The Iraqi city of Fallujah was taken over by Sunni extremists in 2004, and the U.S. Marines were sent in to take it back. They succeeded, at a cost of 95 Marines killed, thousands of Iraqi casualties and the destruction of most of Fallujah’s 50,000 homes. Now extremists have taken it over again. This time, the Marines will not be coming to the rescue, nor should they.
Recent events in Iraq underscore the folly of invading that nation in 2003 with the goal of creating a Western-style democracy in the heart of the Middle East. Experts told anyone who’d listen back then that democracy doesn’t come easily to countries ruled by authoritarian regimes. Iraq had long been split by religious and tribal rivalries; it lacked the civil and voluntary institutions through which disputes are solved and people learn to work together on common problems. In its long history, Iraq had never seen elections result in the peaceful transfer of power.
A decade of hand-holding and prodding toward democracy by the U.S. hasn’t overcome those deficits. Shiite Iraqis, the majority long crushed under Saddam Hussein’s boots, won elections, but have failed to reach out to minority Sunnis and Kurds. Iraq’s parliament has been paralyzed by factionalism; corruption has eaten away at the government’s credibility. These weaknesses, along with the atrocities carried out by all sides in Iraq’s brutal civil war, have empowered Sunni radicals and other dissenters.

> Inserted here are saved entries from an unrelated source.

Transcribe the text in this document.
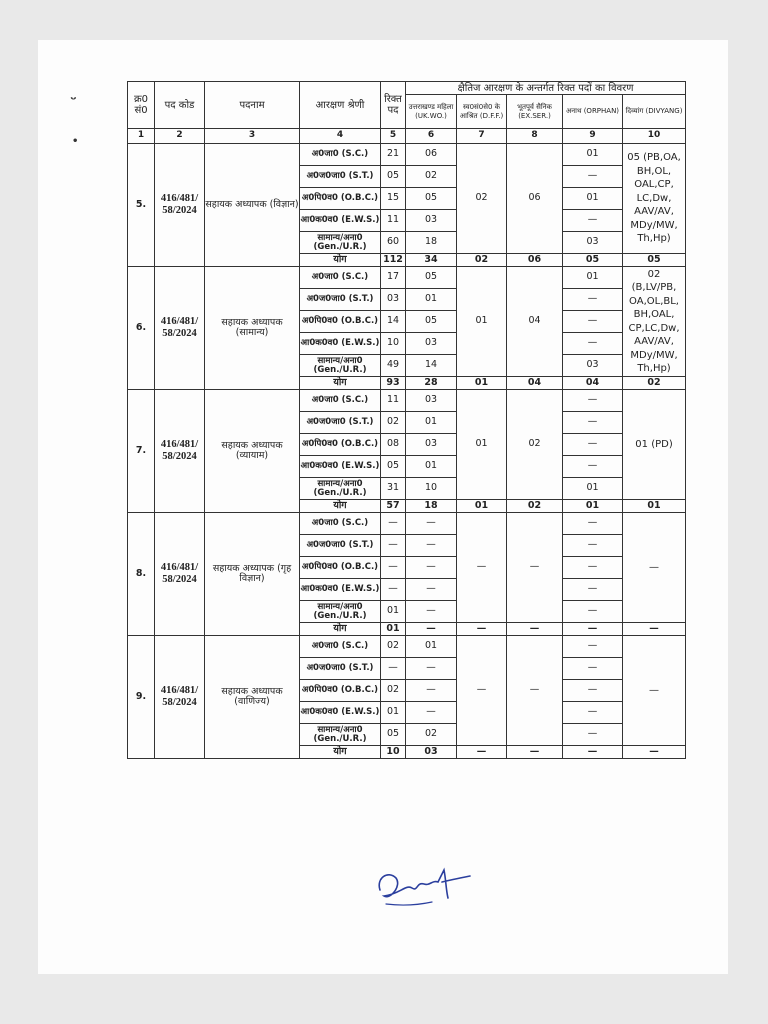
ᵕ
•
क्र0 सं0	पद कोड	पदनाम	आरक्षण श्रेणी	रिक्त पद	क्षैतिज आरक्षण के अन्तर्गत रिक्त पदों का विवरण				
					उत्तराखण्ड महिला (UK.WO.)	स्व0सं0से0 के आश्रित (D.F.F.)	भूतपूर्व सैनिक (EX.SER.)	अनाथ (ORPHAN)	दिव्यांग (DIVYANG)
1	2	3	4	5	6	7	8	9	10
5.	416/481/ 58/2024	सहायक अध्यापक (विज्ञान)	अ0जा0 (S.C.)	21	06	02	06	01	05 (PB,OA, BH,OL, OAL,CP, LC,Dw, AAV/AV, MDy/MW, Th,Hp)
			अ0ज0जा0 (S.T.)	05	02			—	
			अ0पि0व0 (O.B.C.)	15	05			01	
			आ0क0व0 (E.W.S.)	11	03			—	
			सामान्य/अना0 (Gen./U.R.)	60	18			03	
			योग	112	34	02	06	05	05
6.	416/481/ 58/2024	सहायक अध्यापक (सामान्य)	अ0जा0 (S.C.)	17	05	01	04	01	02 (B,LV/PB, OA,OL,BL, BH,OAL, CP,LC,Dw, AAV/AV, MDy/MW, Th,Hp)
			अ0ज0जा0 (S.T.)	03	01			—	
			अ0पि0व0 (O.B.C.)	14	05			—	
			आ0क0व0 (E.W.S.)	10	03			—	
			सामान्य/अना0 (Gen./U.R.)	49	14			03	
			योग	93	28	01	04	04	02
7.	416/481/ 58/2024	सहायक अध्यापक (व्यायाम)	अ0जा0 (S.C.)	11	03	01	02	—	01 (PD)
			अ0ज0जा0 (S.T.)	02	01			—	
			अ0पि0व0 (O.B.C.)	08	03			—	
			आ0क0व0 (E.W.S.)	05	01			—	
			सामान्य/अना0 (Gen./U.R.)	31	10			01	
			योग	57	18	01	02	01	01
8.	416/481/ 58/2024	सहायक अध्यापक (गृह विज्ञान)	अ0जा0 (S.C.)	—	—	—	—	—	—
			अ0ज0जा0 (S.T.)	—	—			—	
			अ0पि0व0 (O.B.C.)	—	—			—	
			आ0क0व0 (E.W.S.)	—	—			—	
			सामान्य/अना0 (Gen./U.R.)	01	—			—	
			योग	01	—	—	—	—	—
9.	416/481/ 58/2024	सहायक अध्यापक (वाणिज्य)	अ0जा0 (S.C.)	02	01	—	—	—	—
			अ0ज0जा0 (S.T.)	—	—			—	
			अ0पि0व0 (O.B.C.)	02	—			—	
			आ0क0व0 (E.W.S.)	01	—			—	
			सामान्य/अना0 (Gen./U.R.)	05	02			—	
			योग	10	03	—	—	—	—
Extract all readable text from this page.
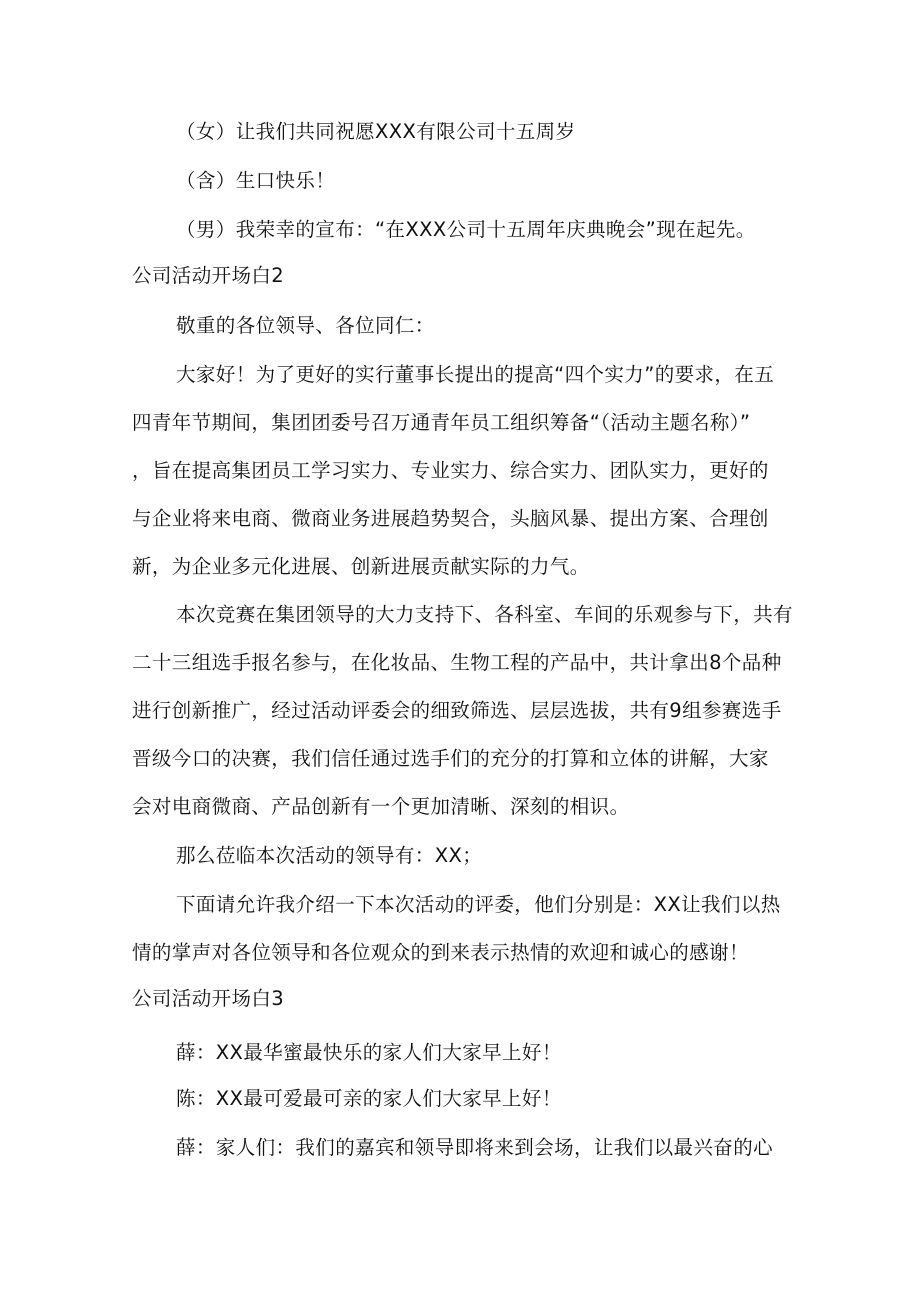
（女）让我们共同祝愿XXX有限公司十五周岁
（含）生口快乐！
（男）我荣幸的宣布：“在XXX公司十五周年庆典晚会”现在起先。
公司活动开场白2
敬重的各位领导、各位同仁：
大家好！为了更好的实行董事长提出的提高“四个实力”的要求，在五
四青年节期间，集团团委号召万通青年员工组织筹备“（活动主题名称）”
，旨在提高集团员工学习实力、专业实力、综合实力、团队实力，更好的
与企业将来电商、微商业务进展趋势契合，头脑风暴、提出方案、合理创
新，为企业多元化进展、创新进展贡献实际的力气。
本次竞赛在集团领导的大力支持下、各科室、车间的乐观参与下，共有
二十三组选手报名参与，在化妆品、生物工程的产品中，共计拿出8个品种
进行创新推广，经过活动评委会的细致筛选、层层选拔，共有9组参赛选手
晋级今口的决赛，我们信任通过选手们的充分的打算和立体的讲解，大家
会对电商微商、产品创新有一个更加清晰、深刻的相识。
那么莅临本次活动的领导有：XX；
下面请允许我介绍一下本次活动的评委，他们分别是：XX让我们以热
情的掌声对各位领导和各位观众的到来表示热情的欢迎和诚心的感谢！
公司活动开场白3
薛：XX最华蜜最快乐的家人们大家早上好！
陈：XX最可爱最可亲的家人们大家早上好！
薛：家人们：我们的嘉宾和领导即将来到会场，让我们以最兴奋的心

The violence that has rocked Iraq since the last U.S. troops left in 2010 was predictable. Despite President Barack Obama’s pledge to get out of Iraq, the administration pleaded with the Iraqi government to let some U.S. troops remain, to continue training Iraq soldiers and to intervene, if needed, to stop attacks from groups linked to terrorist organizations like al-Qaida. But Prime Minister Nouri al-Maliki refused to negotiate an agreement allowing the Americans to stay.
Now the violence has escalated, with an estimated 8,000 Iraqis killed last year, the highest total since 2008. Militias linked to al-Qaida are active in the war next door in Syria, and have now begun taking control of major Iraqi cities, including Fallujah and Ramadi.
But it’s up to Iraq to rescue those cities, not the U.S. America spent billions of dollars equipping and training Iraqi security forces. It’s time for them to put their lives on the line.
One hopeful sign is being seen in Syria, where “moderate” rebels have joined forces to drive al-Qaida-affiliated forces out of several cities. Islamist extremists tend to be brutal and unpopular rulers – they’ve banned smoking and brought beheadings to Syrian cities they control – and moderate Sunnis may turn on the extremists again in Iraq, as they did through the “Sunni Awakening” in 2007.
The U.S. will help Iraq push back in Fallujah and elsewere, Secretary of State John Kerry said Sunday, but not by sending American troops back into battle. We must not make that mistake again.
Page 2 of 2 - “This is their fight,” Kerry said, and he’s right. It always has been.